The pilots made it just six miles northwest of the airport before turning around. They were back on the ground seven minutes later.
“JetBlue 571, nice to have you back,” a relieved controller radioed as the plane touched down at 6:52.
The geese smashed into the jet’s windshield.
“I was petrified,’’ said passenger Janice Hilbrink, of White Plains. “Seriously very frightened.
“I heard the noise. It was very loud and the plane had a lot of turbulence. The pilot told us the windshield was cracked.’’
When she got off the plane, “the whole front of it was covered in bird.’’
The jet, an Embraer 190, was carrying 54 passengers and four crew. The passengers were put on another plane for Florida.
Planes at Westchester Airport are highly vulnerable to bird strikes, said biologist Steve Garber, who once ran the Port Authority’s wildlife-control program.
“It’s on a lake, and the grass that’s there — it’s crawling with geese,” said Garber. “They have all these wetlands right on the airport, and nobody seems to care.”
Flight 571 was the second bird-related emergency in the New York region in less than a week.
Last Thursday, a Los Angeles-bound Delta Boeing 757 hit birds as it took off from Kennedy, and also made an immediate emergency landing.
Kennedy is next to the Jamaica Bay Wildlife Refuge, and US Department of Agriculture experts are in a 2-year-old dispute with the National Park Service over keeping geese and other birds away.

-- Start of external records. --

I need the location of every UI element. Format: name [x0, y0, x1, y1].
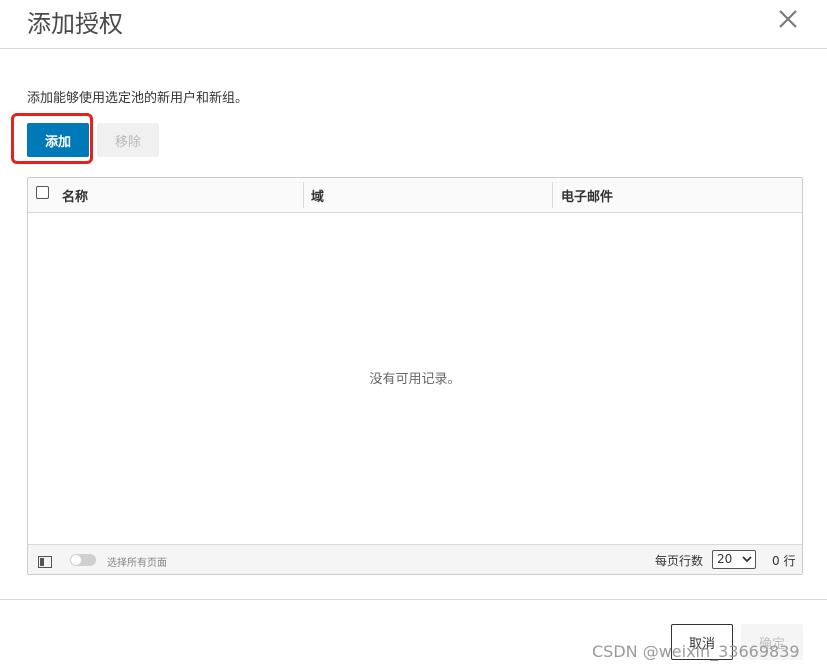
dialog-title: 添加授权 [27, 10, 123, 38]
empty-message: 没有可用记录。 [369, 372, 461, 387]
dialog-description: 添加能够使用选定池的新用户和新组。 [27, 91, 249, 106]
column-header-domain[interactable]: 域 [311, 186, 324, 205]
add-button[interactable]: 添加 [27, 123, 89, 157]
column-toggle-button[interactable] [38, 553, 52, 568]
entitlement-grid: 名称 域 电子邮件 没有可用记录。 选择所有页面 每页行数 20 0 行 [27, 177, 803, 575]
watermark: CSDN @weixin_33669839 [592, 642, 800, 661]
column-header-email[interactable]: 电子邮件 [561, 186, 613, 205]
select-all-pages-toggle[interactable] [70, 554, 96, 566]
grid-header: 名称 域 电子邮件 [28, 178, 802, 213]
header-divider [0, 48, 827, 49]
column-separator[interactable] [303, 182, 304, 208]
page-size-value: 20 [717, 552, 733, 566]
column-toggle-icon [38, 556, 52, 568]
page-size-select[interactable]: 20 [712, 550, 756, 569]
chevron-down-icon [742, 556, 752, 563]
rows-per-page-label: 每页行数 [655, 554, 704, 568]
column-separator[interactable] [552, 182, 553, 208]
toggle-knob [71, 555, 81, 565]
grid-footer: 选择所有页面 每页行数 20 0 行 [28, 544, 802, 574]
row-count: 0 行 [772, 554, 796, 568]
remove-button: 移除 [97, 123, 159, 157]
column-header-name[interactable]: 名称 [62, 186, 88, 205]
select-all-pages-label: 选择所有页面 [107, 558, 167, 569]
close-button[interactable] [776, 7, 800, 31]
select-all-checkbox[interactable] [36, 186, 49, 199]
footer-divider [0, 599, 827, 600]
close-icon [779, 10, 797, 28]
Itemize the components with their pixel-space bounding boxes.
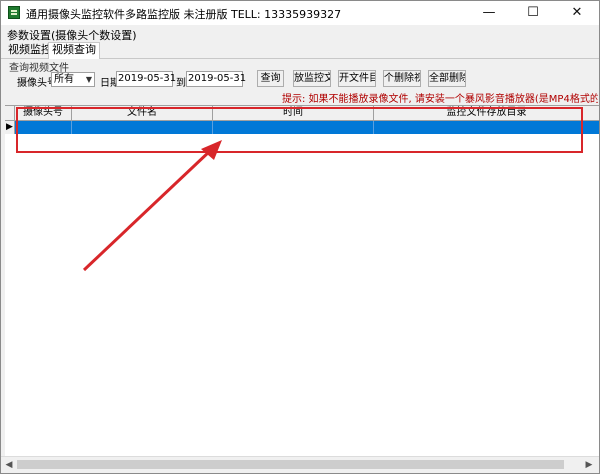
annotation-arrow-shaft	[82, 148, 213, 272]
annotation-arrow	[82, 140, 222, 272]
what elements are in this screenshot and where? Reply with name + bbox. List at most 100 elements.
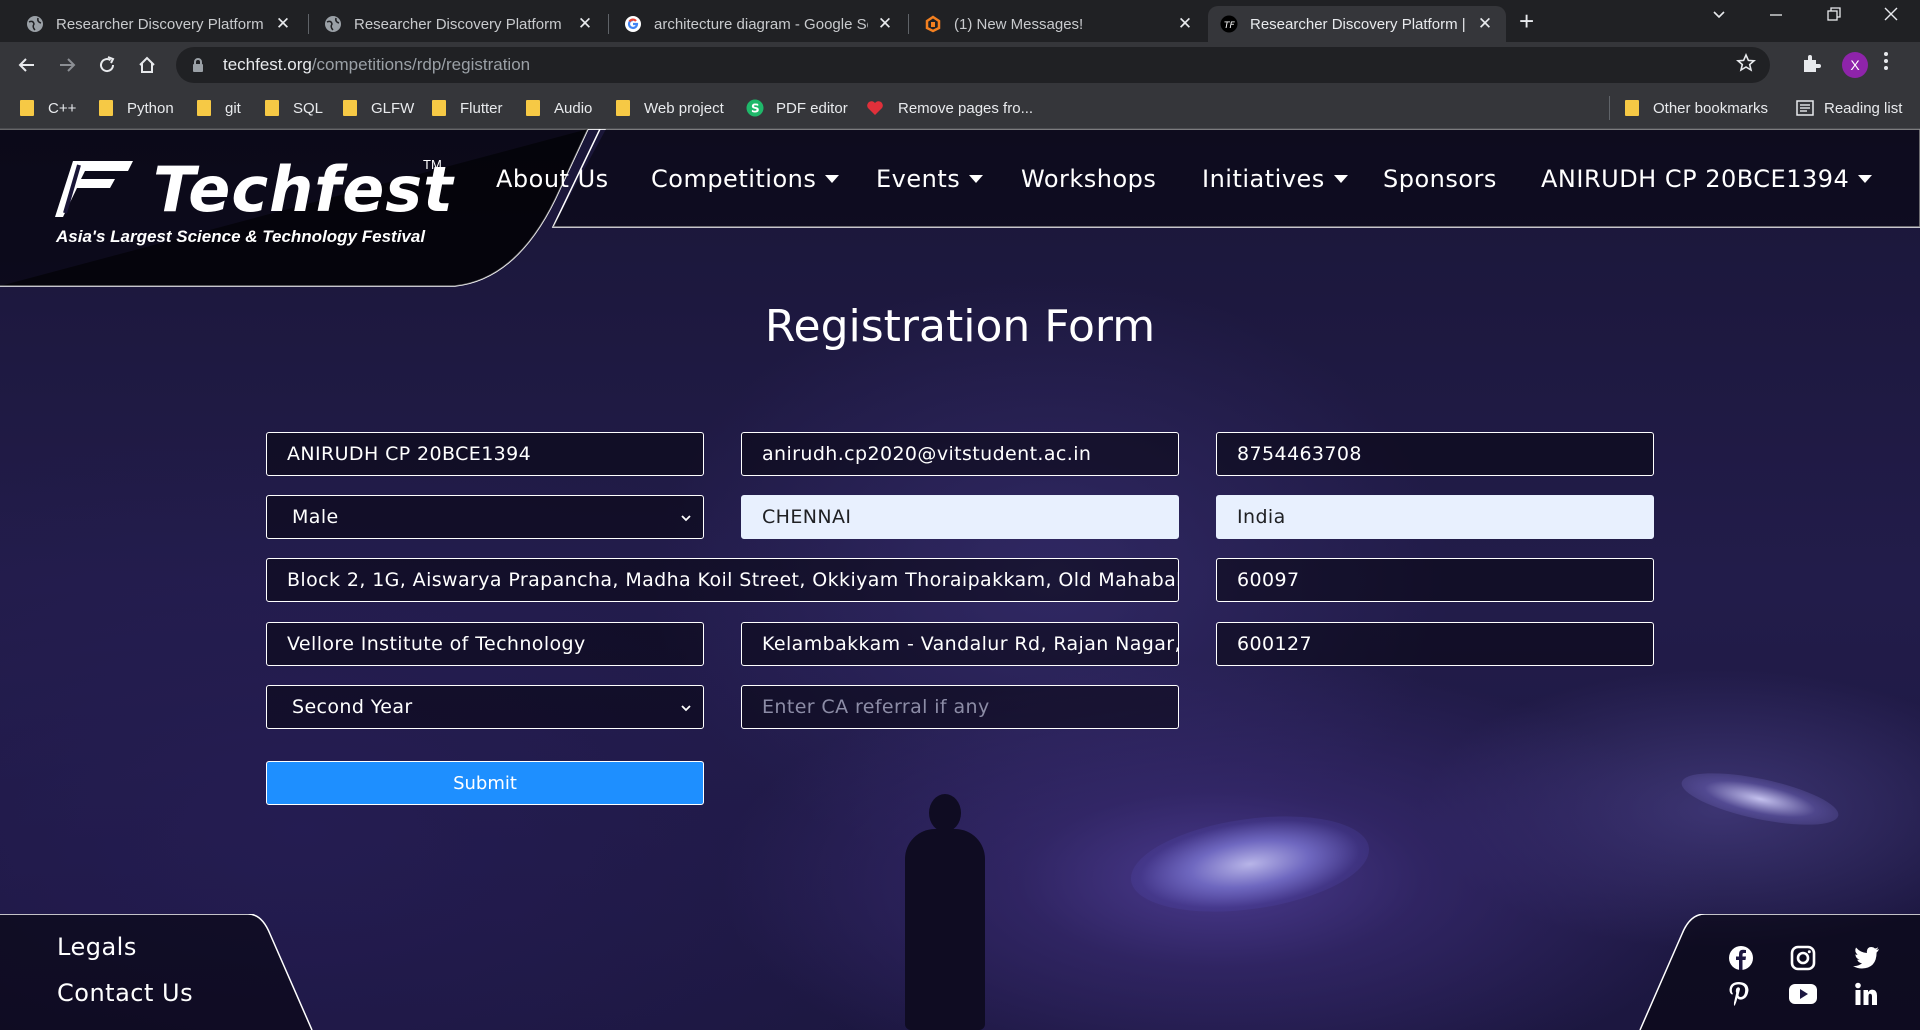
year-select[interactable]: Second Year [266,685,704,729]
tab-search-icon[interactable] [1711,6,1727,27]
techfest-logo[interactable]: Techfest TM Asia's Largest Science & Tec… [55,153,455,257]
other-bookmarks[interactable]: Other bookmarks [1625,96,1768,120]
folder-icon [1625,100,1639,116]
bookmark-label: Python [127,99,174,117]
reload-icon[interactable] [93,51,121,79]
browser-tab-bar: Researcher Discovery Platform ✕ Research… [0,0,1920,42]
folder-icon [343,100,357,116]
bookmark-folder[interactable]: C++ [20,96,76,120]
bookmark-folder[interactable]: git [197,96,241,120]
folder-icon [265,100,279,116]
instagram-icon[interactable] [1788,943,1818,973]
nav-initiatives[interactable]: Initiatives [1202,159,1348,199]
tab-separator [308,14,309,34]
svg-text:S: S [751,102,760,116]
chevron-down-icon [679,508,693,533]
city-field[interactable]: CHENNAI [741,495,1179,539]
college-address-field[interactable]: Kelambakkam - Vandalur Rd, Rajan Nagar, … [741,622,1179,666]
folder-icon [20,100,34,116]
other-bookmarks-label: Other bookmarks [1653,99,1769,117]
url-domain: techfest.org [223,55,312,74]
browser-toolbar: techfest.org/competitions/rdp/registrati… [0,42,1920,88]
twitter-icon[interactable] [1851,943,1881,973]
url-text: techfest.org/competitions/rdp/registrati… [223,55,530,75]
globe-icon [26,15,44,33]
tab-separator [908,14,909,34]
pdf-editor-icon: S [746,99,764,117]
submit-button[interactable]: Submit [266,761,704,805]
close-tab-icon[interactable]: ✕ [876,14,894,34]
country-field[interactable]: India [1216,495,1654,539]
browser-tab-active[interactable]: TF Researcher Discovery Platform | T ✕ [1208,6,1506,42]
profile-avatar[interactable]: X [1842,52,1868,78]
bookmark-folder[interactable]: Web project [616,96,724,120]
bookmark-label: Remove pages fro... [898,99,1034,117]
facebook-icon[interactable] [1726,943,1756,973]
address-pincode-field[interactable]: 60097 [1216,558,1654,602]
new-tab-icon[interactable]: + [1519,8,1534,34]
address-field[interactable]: Block 2, 1G, Aiswarya Prapancha, Madha K… [266,558,1179,602]
caret-down-icon [969,175,984,183]
bookmark-folder[interactable]: Audio [526,96,592,120]
nav-label: Initiatives [1202,165,1325,193]
tab-title: Researcher Discovery Platform [56,15,264,33]
nav-workshops[interactable]: Workshops [1021,159,1156,199]
bookmark-remove-pages[interactable]: Remove pages fro... [866,96,1033,120]
folder-icon [616,100,630,116]
bookmark-pdf-editor[interactable]: S PDF editor [746,96,848,120]
college-pincode-field[interactable]: 600127 [1216,622,1654,666]
college-field[interactable]: Vellore Institute of Technology [266,622,704,666]
youtube-icon[interactable] [1788,979,1818,1009]
nav-label: Sponsors [1383,165,1497,193]
restore-icon[interactable] [1826,6,1842,27]
bookmark-label: git [225,99,241,117]
folder-icon [526,100,540,116]
forward-icon[interactable] [53,51,81,79]
nav-sponsors[interactable]: Sponsors [1383,159,1497,199]
contact-us-link[interactable]: Contact Us [57,979,193,1007]
close-tab-icon[interactable]: ✕ [576,14,594,34]
phone-field[interactable]: 8754463708 [1216,432,1654,476]
browser-menu-icon[interactable] [1883,50,1889,78]
pinterest-icon[interactable] [1724,979,1754,1009]
extensions-icon[interactable] [1800,52,1822,79]
bookmark-label: PDF editor [776,99,848,117]
nav-about-us[interactable]: About Us [496,159,609,199]
gender-selected-value: Male [292,506,339,528]
folder-icon [99,100,113,116]
nav-user-menu[interactable]: ANIRUDH CP 20BCE1394 [1541,159,1873,199]
browser-tab[interactable]: architecture diagram - Google Se ✕ [612,6,906,42]
bookmark-folder[interactable]: Flutter [432,96,503,120]
home-icon[interactable] [133,51,161,79]
back-icon[interactable] [13,51,41,79]
page-title: Registration Form [764,301,1156,352]
email-field[interactable]: anirudh.cp2020@vitstudent.ac.in [741,432,1179,476]
linkedin-icon[interactable] [1851,979,1881,1009]
legals-link[interactable]: Legals [57,933,137,961]
address-bar[interactable]: techfest.org/competitions/rdp/registrati… [176,47,1770,83]
minimize-icon[interactable] [1768,6,1784,27]
logo-text: Techfest [153,153,454,226]
bookmark-folder[interactable]: GLFW [343,96,414,120]
close-tab-icon[interactable]: ✕ [1476,14,1494,34]
name-field[interactable]: ANIRUDH CP 20BCE1394 [266,432,704,476]
tab-title: Researcher Discovery Platform [354,15,562,33]
close-window-icon[interactable] [1883,6,1899,27]
referral-input[interactable]: Enter CA referral if any [741,685,1179,729]
browser-tab[interactable]: Researcher Discovery Platform ✕ [312,6,606,42]
bookmark-folder[interactable]: Python [99,96,174,120]
browser-tab[interactable]: (1) New Messages! ✕ [912,6,1206,42]
gender-select[interactable]: Male [266,495,704,539]
browser-tab[interactable]: Researcher Discovery Platform ✕ [14,6,304,42]
nav-competitions[interactable]: Competitions [651,159,840,199]
close-tab-icon[interactable]: ✕ [1176,14,1194,34]
lock-icon[interactable] [192,58,206,72]
bookmark-label: Audio [554,99,593,117]
bookmark-star-icon[interactable] [1736,53,1756,79]
bookmark-separator [1609,96,1610,120]
nav-events[interactable]: Events [876,159,984,199]
bookmark-label: C++ [48,99,77,117]
bookmark-folder[interactable]: SQL [265,96,323,120]
close-tab-icon[interactable]: ✕ [274,14,292,34]
reading-list[interactable]: Reading list [1796,96,1902,120]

Sen. Kirsten Gillibrand (D-NY) yesterday introduced a bill that would force officials to speed up bird-removal plans.
It would also require the removal of Canada geese from the Jamaica Bay refuge during the birds’ molting season in June and July, when they lose their feathers and can’t fly — making them easy to catch.
“We cannot afford to sit back and wait for a catastrophe to occur before cutting through bureaucratic red tape between federal agencies,” Gillibrand said.